Гнеде́нко and Forsythe [and e]
In the wake of my earlier post on the Monte Carlo estimation of e and e⁻¹, after a discussion with my colleague Murray Pollock (Warwick) Gnedenko’s solution, he pointed out another (early) Monte Carlo approximation called Forsythe’s method. That is detailed quite neatly in Luc Devroye’s bible, Non-uniform random variate generation (a free bible!). The idea is to run a sequence of uniform generations until the sequence goes up, i.e., until the latest uniform is larger than the previous one. The expectation of the corresponding stopping rule, N, which is the number of generations the uniform sequence went down continuously is then e, while the probability that N is odd is e⁻¹, most unexpectedly! Forsythe’s method actually aims at a much broader goal, namely simulating from any density of the form g(x) exp{-F(x)}, F taking values in (0,1). This method generalises von Neuman’s exponential generator (see Devroye, p.126) which only requires uniform generations.
This is absolutely identical to Gnedenko’s approach in that both events have the same 1/n! probability to occur [as pointed out by Gérard Letac in a comment on the previous entry]. (I certainly cannot say whether or not one of the authors was aware of the other’s result: Forsythe generalised von Neumann‘s method around 1972, while Gnedenko published Theory of Probability at least in 1969, but this may be the date of the English translation, I have not been able to find the reference on the Russian wikipedia page…) Running a small R experiment to compare both distributions of N, the above barplot shows that they look quite similar:
n=1e6 use=runif(n) # Gnedenko's in action: gest=NULL i=1 while (i<(n-100)){ sumuse=cumsum(use[i:(i+10)]) if (sumuse[11]<1]) sumuse=cumsum(use[i:(i+100)]) j=min((1:length(sumuse))[sumuse>1]) gest=c(gest,j) i=i+j} #Forsythe's method: fest=NULL i=1 while (i<(n-100)){ sumuse=c(-1,diff(use[i:(i+10)])) if (max(sumuse)<0]) sumuse=c(-1,diff(use[i:(i+100)])) j=min((1:length(sumuse))[sumuse>0]) fest=c(fest,j) i=i+j}
And the execution times of both approaches [with this rudimentary R code!] are quite close.
February 23, 2016 at 3:54 pm
I haven’t run a speed test, but this code seems a lot simpler. I ran some cheks, and never got a decreasing run length greater than 10.
n=25
fest=NULL
for (k in 1:10000){
use=runif(n)
fest[k] 0)[1] + 1
}
mean(fest)
length(fest)/sum(fest%%2)
February 23, 2016 at 3:55 pm
sorry, guess a “\0)[1] + 1
}
February 23, 2016 at 3:56 pm
still can’t get my code to paste in correctly . try again:
n=25
fest=NULL
for (k in 1:10000){
use=runif(n)
fest[k] = which(diff(use)>0)[1] + 1
}
February 23, 2016 at 4:49 pm
Thanks Carl for the faster R code.
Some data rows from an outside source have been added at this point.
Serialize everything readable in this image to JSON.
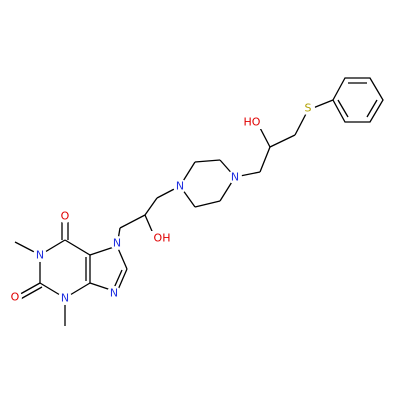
{
  "atoms": [
    {
      "label": "O"
    },
    {
      "label": "N"
    },
    {
      "label": "O"
    },
    {
      "label": "N"
    },
    {
      "label": "N"
    },
    {
      "label": "N"
    },
    {
      "label": "OH"
    },
    {
      "label": "N"
    },
    {
      "label": "N"
    },
    {
      "label": "HO"
    },
    {
      "label": "S"
    }
  ]
}
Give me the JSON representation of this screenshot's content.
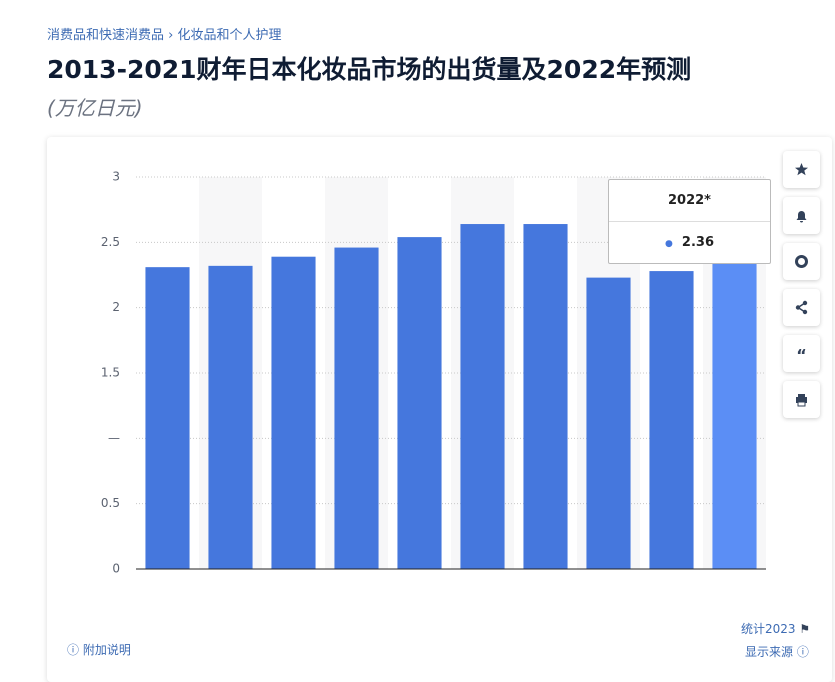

It took me a wee while to spot the [1] after the which and to agree this R code produces the right output. It looks rather similar to the improved code I posted yesterday, I believe.
February 19, 2016 at 12:09 am
I encountered Gnedenko’s book on probability over 30 years ago. A classic with some wonderful stuff that’s not in your standard treatments–especially today.
February 16, 2016 at 7:33 pm
In my copy of the translation of Gnedenko’s 4th edition this is problem 22 on p 235. Our library catalogue has Russian editions back 1950, but whether earlier editions contain the problem, I don’t know.